At a Moscow food court called Central Market, which serves oysters and truffle-topped burgers, most people interviewed said they had watched Mr. Navalny’s videos within hours of their release. They said they believed the politician had been poisoned but were at a loss as to what to do about it — and universally declined to give their last names, out of fear of the consequences.
Lena, a 37-year-old woman working in marketing at a fitness club, said she respected Mr. Navalny even though she had little interest in politics. His recent videos confirmed the dominance of the police and intelligence agencies in Russian society, she said, adding, “I am simply afraid.”
“You have to survive in these conditions,” she said. “At least the water is clean.”
Some Russians have spoken up. A smattering of local politicians across the country have signed letters calling for a criminal investigation.
“Let’s be honest: killing people is not good,” said Vadim Alekseyev, a district councilman in the city of Samara, in southern Russia. . “We need to draw attention to this in every possible way.”
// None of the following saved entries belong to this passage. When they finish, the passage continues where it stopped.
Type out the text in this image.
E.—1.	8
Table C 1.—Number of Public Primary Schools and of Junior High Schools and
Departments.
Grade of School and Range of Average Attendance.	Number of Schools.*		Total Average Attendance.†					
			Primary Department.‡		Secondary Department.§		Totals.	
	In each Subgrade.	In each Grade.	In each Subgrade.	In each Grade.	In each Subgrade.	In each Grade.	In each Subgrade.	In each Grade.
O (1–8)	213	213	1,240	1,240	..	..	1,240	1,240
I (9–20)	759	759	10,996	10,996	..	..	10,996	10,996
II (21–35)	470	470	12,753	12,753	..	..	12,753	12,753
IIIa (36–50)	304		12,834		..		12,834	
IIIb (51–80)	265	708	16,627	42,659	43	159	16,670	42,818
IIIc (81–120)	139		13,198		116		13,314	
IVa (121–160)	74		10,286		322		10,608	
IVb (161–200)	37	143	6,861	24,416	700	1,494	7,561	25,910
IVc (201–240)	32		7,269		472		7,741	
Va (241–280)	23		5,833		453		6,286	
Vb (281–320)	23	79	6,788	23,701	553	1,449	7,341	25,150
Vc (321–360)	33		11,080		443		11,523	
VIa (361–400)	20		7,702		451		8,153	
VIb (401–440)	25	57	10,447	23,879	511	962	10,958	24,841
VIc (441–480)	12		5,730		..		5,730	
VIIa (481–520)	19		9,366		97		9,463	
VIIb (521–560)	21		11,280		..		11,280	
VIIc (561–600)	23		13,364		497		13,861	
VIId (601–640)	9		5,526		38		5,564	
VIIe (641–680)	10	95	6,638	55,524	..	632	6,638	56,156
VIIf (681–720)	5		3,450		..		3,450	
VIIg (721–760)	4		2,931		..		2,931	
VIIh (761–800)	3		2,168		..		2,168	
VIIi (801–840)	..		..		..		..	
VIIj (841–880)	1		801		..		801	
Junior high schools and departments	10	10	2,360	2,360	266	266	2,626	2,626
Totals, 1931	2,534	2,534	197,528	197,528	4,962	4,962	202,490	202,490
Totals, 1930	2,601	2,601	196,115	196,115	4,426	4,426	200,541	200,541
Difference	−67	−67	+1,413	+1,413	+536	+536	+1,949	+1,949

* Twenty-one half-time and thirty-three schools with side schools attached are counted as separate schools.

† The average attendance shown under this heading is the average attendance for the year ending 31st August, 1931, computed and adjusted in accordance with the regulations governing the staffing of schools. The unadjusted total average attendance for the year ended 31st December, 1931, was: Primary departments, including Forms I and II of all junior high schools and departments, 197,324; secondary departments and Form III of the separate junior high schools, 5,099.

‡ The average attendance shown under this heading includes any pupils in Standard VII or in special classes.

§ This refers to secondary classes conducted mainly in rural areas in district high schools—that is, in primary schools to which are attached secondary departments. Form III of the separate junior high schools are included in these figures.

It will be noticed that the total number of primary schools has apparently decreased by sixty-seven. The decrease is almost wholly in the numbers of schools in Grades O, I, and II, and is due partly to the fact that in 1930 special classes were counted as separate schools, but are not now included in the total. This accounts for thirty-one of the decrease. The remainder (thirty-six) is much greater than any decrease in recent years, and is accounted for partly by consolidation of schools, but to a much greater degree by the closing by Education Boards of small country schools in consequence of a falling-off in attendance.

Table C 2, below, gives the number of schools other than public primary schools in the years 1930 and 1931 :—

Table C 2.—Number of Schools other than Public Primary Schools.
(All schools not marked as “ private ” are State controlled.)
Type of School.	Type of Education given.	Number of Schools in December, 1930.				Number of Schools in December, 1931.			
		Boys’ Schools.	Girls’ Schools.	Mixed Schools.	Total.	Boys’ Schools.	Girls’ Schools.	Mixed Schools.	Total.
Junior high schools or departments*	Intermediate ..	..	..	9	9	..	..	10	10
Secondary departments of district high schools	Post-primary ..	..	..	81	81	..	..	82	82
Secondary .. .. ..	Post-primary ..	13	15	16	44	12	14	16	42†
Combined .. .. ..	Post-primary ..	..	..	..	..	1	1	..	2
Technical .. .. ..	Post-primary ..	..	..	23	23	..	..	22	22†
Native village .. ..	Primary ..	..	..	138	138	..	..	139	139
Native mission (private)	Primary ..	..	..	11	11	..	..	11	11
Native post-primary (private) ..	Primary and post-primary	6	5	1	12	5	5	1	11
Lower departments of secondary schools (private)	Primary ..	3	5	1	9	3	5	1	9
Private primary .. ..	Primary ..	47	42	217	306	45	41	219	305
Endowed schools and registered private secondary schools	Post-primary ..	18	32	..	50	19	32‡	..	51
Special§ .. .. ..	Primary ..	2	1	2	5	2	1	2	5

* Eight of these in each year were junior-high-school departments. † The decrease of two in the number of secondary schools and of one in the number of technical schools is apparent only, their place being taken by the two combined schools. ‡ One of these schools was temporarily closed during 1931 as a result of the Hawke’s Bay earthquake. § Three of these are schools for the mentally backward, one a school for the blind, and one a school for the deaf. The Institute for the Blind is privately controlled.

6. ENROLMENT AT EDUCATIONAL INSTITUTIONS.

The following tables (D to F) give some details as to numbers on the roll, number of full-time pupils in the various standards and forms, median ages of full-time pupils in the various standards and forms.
But new laws cracking down on freedom of speech seem to be designed to intensify the fear of people like Lena, though the government says they are necessary to combat Western interference in Russian domestic politics. The national election for the State Duma, the lower house of Parliament, is expected to take place next fall.
One new law passed by the Duma Wednesday criminalizes blocking traffic. Another gives the government the power to block social-media sites under certain conditions. A third makes online libel punishable by up to five years in prison.
Dmitri Vyatkin, the lawmaker behind the new libel law, said, according to the Interfax news agency: “The very threat of such a punishment might sober some people up.”
Oleg Matsnev and Ivan Nechepurenko contributed reporting.